Monday, December 17, 2012

Media Moment: Cosmo makes me blush


I was again looking for a topic in which to post this blog, and I found myself typing into google seemingly endless combinations of words with women next to it.  Women + Rights, Women + Issues, Women + News.  So I just went to http://www.cosmopolitan.com/.  We had talked about it for class, about its origins and its creator, so I guess it seemed an appropriate place to go.  What I saw kind of frightened me. I really did blush.  I immediately looked over my shoulder to see if anyone could see what I had just seen. The last time I had seen an issue of Cosmo in the "wild", I had visited an old girlfriend at her dorm in Boston, which she occupied with about four other women.  Loose copies of the magazine were scattered around the suite and when I picked one up and began to leaf through it, she dismissively waived her hand and told me it was "ridiculous" and it was kind of like reading the Weekly World News to keep up with current events.  She did mention that it was fun. Going through the website I imagined the "fun" aspect of it was an acquired taste, kind of like smoking your first cigarette or drinking hard liquor for the first time.  The first experience is an intense and revolting burning sensation that leaves you breathless and choking for air, but with repeated attempts becomes normal and eventually enjoyable. I mean, if you're into that kind of thing.

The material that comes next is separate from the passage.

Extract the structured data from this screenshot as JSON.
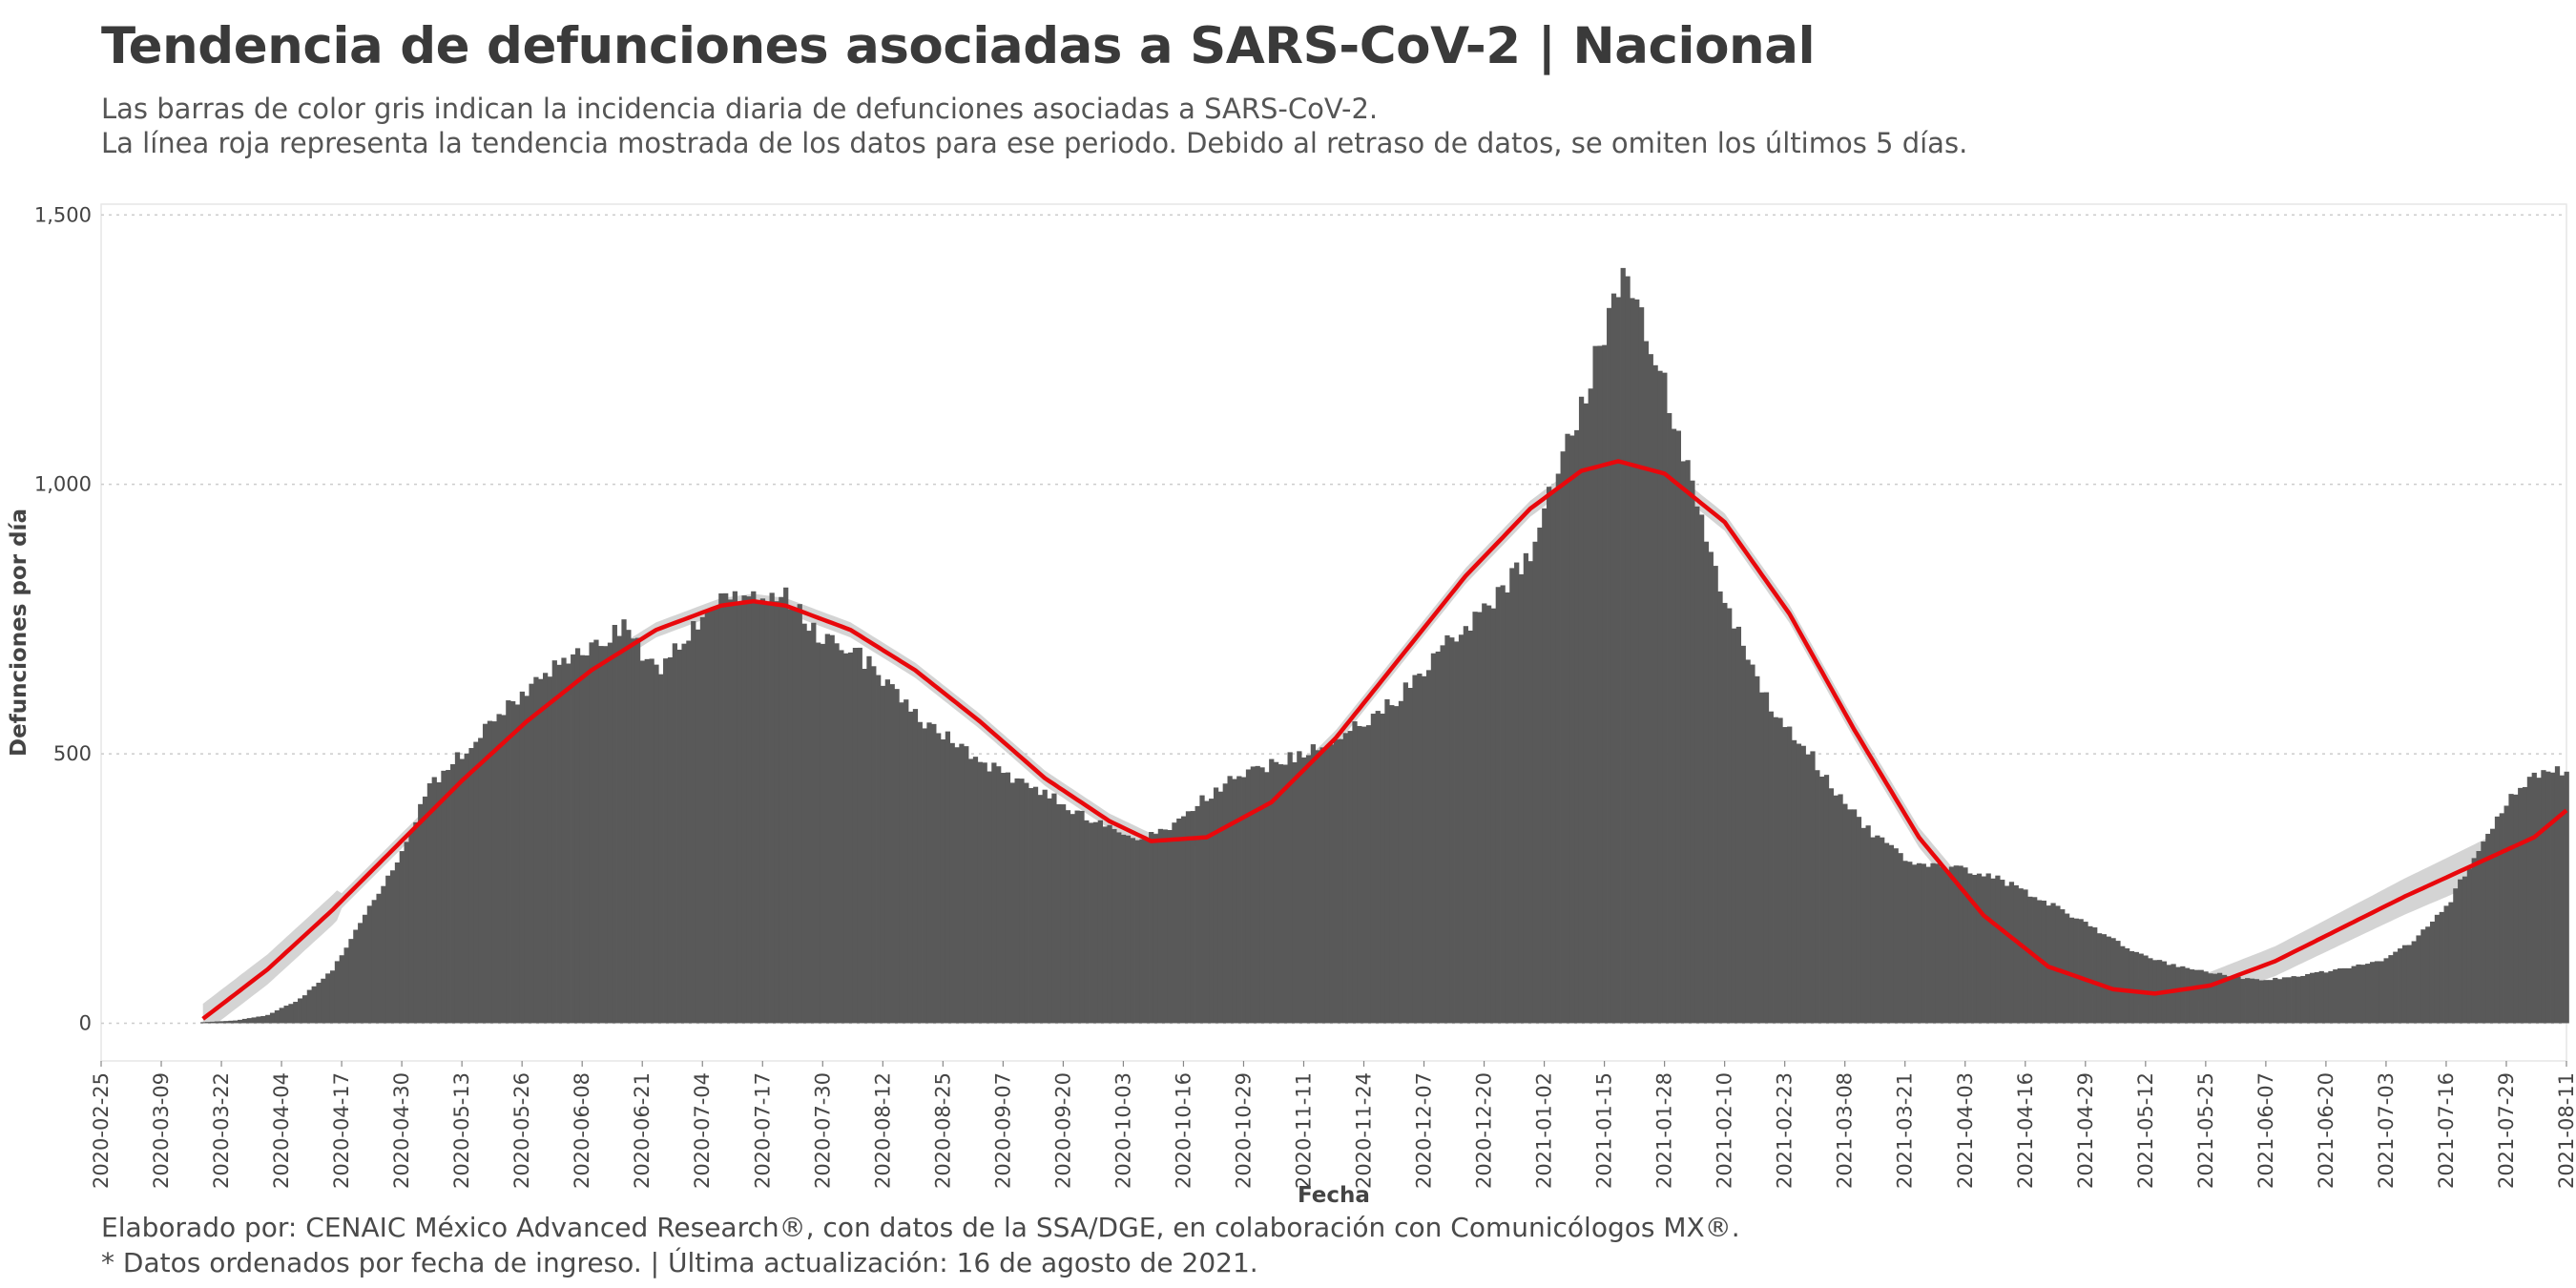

I normally feel that I'm keyed into modern culture or at least desensitized to it to the degree that I don't have a puritanical reaction to anything anymore.  I guess that's a naive way to approach the internet.  I just didn't expect such a calculated and intense approach to sexuality. Which I can only really describe as the cool methodical way a lion, or stalker, approaches its prey.  I wonder if I am just purely ignorant of this publication, and it's a matter of "just not getting it." I do find the inverse, say Maxim for example, to be equally gross.  As man I was ready for that kind of grossness, I guess. Am I being chauvinistic?  I'd like to know what you think of Cosmo?

1 comment:

  1. Your humorous description of your experience with Cosmo is entirely relatable. When I first moved to New York, I had a co-worker at a restaurant that I worked in, who thought it was her to job to take me under her wing, and show me the 'way of a woman'. At the time, I was holding onto my V-Card for pretty much anyone that I trusted enough to give 'it' to. I remember her saying to me, "the worst thing I did with my first, was pretend that I was some sort of goddess in the bedroom. I didn't leave any room for innocence and purity, and I pretended like I had been doing 'this' for years. Don't make that same mistake".

    Holding onto her advice, I allowed my first 'experience' to be innocent and pure. After that, I wanted to know how to do EVERYTHING. I went to Cosmo.

    THE WORST EXPERIENCE EVER. I was not even close to ready to be a 'sizzling-sex-symbol' and those '7 things I didn't know would make my man howl', yeah, I really didn't need to know about any of that. Cosmo took away part of the innocence and fun in exploring sexual behaviors and preferences. However, I am most horrified when I look back on reading Cosmo in middle school with my girlfriends. We had NO CLUE what we were reading, thank God, but we were still exposed to all of it.